The move came on a day of otherwise bleak housing news. The Mortgage Bankers Association reported that 0.83 percent of outstanding loans entered foreclosure between October and December, the highest rate during any three-month period since the trade group started counting. The previous record was set between July and September.

The Federal Reserve reported that more than half of the total value of all American homes is now mortgaged, the first time that's happened since it started tracking home equity in 1945. That is a result of falling home values.

And the National Association of Realtors said pending home sales were at the second-lowest level since 2001.

Yesterday's action was not a direct response. It was approved by Congress as part of the economic stimulus package passed in January.

The government has guaranteed some mortgage loans since the Great Depression. But for the last few decades, the program focused on loans to low-income families. Before yesterday, the government would guarantee no more than $362,790 in the Boston area.

The guarantee program, known as the Federal Housing Administration, also was eclipsed by subprime lenders who let people borrow more money more easily - albeit at higher interest rates.

The share of mortgage loans guaranteed by the FHA nationwide fell from 19 percent in 1996 to 6 percent in 2005.

As of yesterday, lending limits were raised to 125 percent of an area's median price, up to a maximum of $729,750.

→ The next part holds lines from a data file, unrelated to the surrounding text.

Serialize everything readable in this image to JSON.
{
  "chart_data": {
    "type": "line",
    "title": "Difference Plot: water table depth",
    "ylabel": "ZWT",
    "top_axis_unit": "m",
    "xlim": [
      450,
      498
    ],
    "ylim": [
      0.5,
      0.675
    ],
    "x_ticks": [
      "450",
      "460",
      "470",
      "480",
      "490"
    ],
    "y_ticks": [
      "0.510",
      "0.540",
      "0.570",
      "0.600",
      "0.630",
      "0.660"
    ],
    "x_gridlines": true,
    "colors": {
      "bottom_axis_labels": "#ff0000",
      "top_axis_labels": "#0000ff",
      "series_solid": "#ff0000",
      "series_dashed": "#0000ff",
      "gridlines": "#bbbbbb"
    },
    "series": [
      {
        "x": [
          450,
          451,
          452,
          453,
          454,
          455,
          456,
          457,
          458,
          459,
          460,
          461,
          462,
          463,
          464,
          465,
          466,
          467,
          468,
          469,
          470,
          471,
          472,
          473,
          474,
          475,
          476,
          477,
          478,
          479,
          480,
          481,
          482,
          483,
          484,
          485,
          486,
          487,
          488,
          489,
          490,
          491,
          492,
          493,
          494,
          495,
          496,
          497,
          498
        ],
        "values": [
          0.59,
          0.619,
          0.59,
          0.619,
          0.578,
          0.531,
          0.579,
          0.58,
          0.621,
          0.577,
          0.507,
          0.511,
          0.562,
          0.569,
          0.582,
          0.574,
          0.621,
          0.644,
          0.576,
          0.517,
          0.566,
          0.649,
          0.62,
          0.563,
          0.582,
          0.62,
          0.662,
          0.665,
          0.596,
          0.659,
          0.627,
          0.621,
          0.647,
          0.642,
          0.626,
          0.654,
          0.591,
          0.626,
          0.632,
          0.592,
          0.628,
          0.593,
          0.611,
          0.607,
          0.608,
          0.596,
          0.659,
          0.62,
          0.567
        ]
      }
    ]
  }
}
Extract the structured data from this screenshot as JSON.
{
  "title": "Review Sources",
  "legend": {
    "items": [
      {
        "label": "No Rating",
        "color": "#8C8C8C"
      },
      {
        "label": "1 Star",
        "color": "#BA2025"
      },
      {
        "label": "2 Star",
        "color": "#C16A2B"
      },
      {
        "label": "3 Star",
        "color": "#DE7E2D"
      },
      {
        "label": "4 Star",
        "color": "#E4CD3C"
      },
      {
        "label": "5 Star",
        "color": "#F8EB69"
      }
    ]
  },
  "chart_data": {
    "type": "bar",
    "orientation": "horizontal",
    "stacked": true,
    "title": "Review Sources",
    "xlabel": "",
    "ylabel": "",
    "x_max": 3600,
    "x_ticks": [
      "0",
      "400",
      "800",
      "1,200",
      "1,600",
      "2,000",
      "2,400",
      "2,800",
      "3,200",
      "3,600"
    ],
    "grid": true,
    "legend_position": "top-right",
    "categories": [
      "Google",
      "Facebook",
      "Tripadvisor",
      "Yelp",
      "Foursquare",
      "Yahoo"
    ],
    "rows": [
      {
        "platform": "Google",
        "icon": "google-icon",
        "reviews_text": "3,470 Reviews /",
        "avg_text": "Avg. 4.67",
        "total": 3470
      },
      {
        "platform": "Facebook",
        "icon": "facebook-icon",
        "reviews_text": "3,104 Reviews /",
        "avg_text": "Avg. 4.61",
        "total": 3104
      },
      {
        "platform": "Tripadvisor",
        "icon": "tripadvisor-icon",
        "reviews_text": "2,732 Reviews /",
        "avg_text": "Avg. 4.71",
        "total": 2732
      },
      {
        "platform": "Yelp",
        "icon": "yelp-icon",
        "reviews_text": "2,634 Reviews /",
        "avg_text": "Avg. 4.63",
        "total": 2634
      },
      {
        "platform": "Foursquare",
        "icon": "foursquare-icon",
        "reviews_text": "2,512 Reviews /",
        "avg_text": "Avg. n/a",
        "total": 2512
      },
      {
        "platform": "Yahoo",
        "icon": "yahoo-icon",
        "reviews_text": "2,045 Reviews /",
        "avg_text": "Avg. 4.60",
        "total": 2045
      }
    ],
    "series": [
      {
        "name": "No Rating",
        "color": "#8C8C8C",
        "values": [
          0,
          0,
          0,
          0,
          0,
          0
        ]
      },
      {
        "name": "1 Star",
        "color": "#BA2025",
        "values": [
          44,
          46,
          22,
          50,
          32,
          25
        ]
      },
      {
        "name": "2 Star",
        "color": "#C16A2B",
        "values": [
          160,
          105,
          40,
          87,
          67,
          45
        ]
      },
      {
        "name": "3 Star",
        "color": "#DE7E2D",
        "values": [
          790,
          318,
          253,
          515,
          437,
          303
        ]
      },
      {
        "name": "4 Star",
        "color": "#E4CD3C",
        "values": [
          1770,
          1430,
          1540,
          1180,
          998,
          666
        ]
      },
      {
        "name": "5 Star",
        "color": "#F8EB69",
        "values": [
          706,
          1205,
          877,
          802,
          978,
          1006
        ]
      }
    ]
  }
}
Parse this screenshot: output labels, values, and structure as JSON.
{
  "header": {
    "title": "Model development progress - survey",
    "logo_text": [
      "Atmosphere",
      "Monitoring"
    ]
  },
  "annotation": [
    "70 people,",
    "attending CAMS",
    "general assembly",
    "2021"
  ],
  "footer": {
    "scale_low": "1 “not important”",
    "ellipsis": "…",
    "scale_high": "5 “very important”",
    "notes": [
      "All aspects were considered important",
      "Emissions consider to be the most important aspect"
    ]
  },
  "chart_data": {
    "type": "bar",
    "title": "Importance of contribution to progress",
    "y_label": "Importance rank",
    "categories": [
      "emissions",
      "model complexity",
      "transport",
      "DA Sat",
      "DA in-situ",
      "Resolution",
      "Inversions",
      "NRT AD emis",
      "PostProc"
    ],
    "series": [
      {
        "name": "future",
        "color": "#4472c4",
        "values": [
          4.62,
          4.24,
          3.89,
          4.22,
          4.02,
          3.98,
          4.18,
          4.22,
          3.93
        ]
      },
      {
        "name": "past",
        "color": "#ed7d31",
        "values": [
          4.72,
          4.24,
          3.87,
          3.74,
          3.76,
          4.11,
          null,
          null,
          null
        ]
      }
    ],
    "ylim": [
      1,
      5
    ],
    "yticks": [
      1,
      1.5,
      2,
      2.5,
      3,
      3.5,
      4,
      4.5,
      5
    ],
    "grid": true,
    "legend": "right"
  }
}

The maximums for loans on multifamily properties also were raised, at the behest of US Representative Michael Capuano. "This puts the FHA back in the business of making housing loans in our area," Capuano, who represents the Eighth District including Boston, Chelsea, Cambridge, and Somerville, said in a statement.

The new maximum single-family loan amount is $523,750 in Suffolk and four surrounding counties: Essex, Middlesex, Norfolk, and Plymouth. Lower limits apply in the rest of the state, save Nantucket and Dukes counties, where the maximum $729,750 now applies.

The new limits are higher than the median home price in all but a handful of Massachusetts cities and towns, primarily in Boston's western suburbs.

The new limits will allow more people to buy homes.

But they may not substantially increase the number of people who can refinance into FHA loans.

Research by the Federal Reserve Bank of Boston shows 90 percent of subprime loans already were small enough for the FHA to refinance. But only 16 percent met other requirements. The most common problem is that borrowers owe more than the value of their home.

Eric Rosengren, the president and chief executive of the Boston Fed, said yesterday that the FHA and mortgage companies could work together to help these "underwater" borrowers.

Rosengren sketched a model where lenders would forgive debt in excess of the home's value, and the FHA would then refinance the loan. If the home eventually sold at a price above the refinanced value, the mortgage company and the FHA would share in the proceeds. The idea is to encourage lenders to reduce debts by promising they can recoup some of their losses if home prices recover.

The government also plans to lower interest rates on many non-FHA loans by similarly increasing the size of loans that can be purchased by a pair of government-chartered corporations, Fannie Mae and Freddie Mac.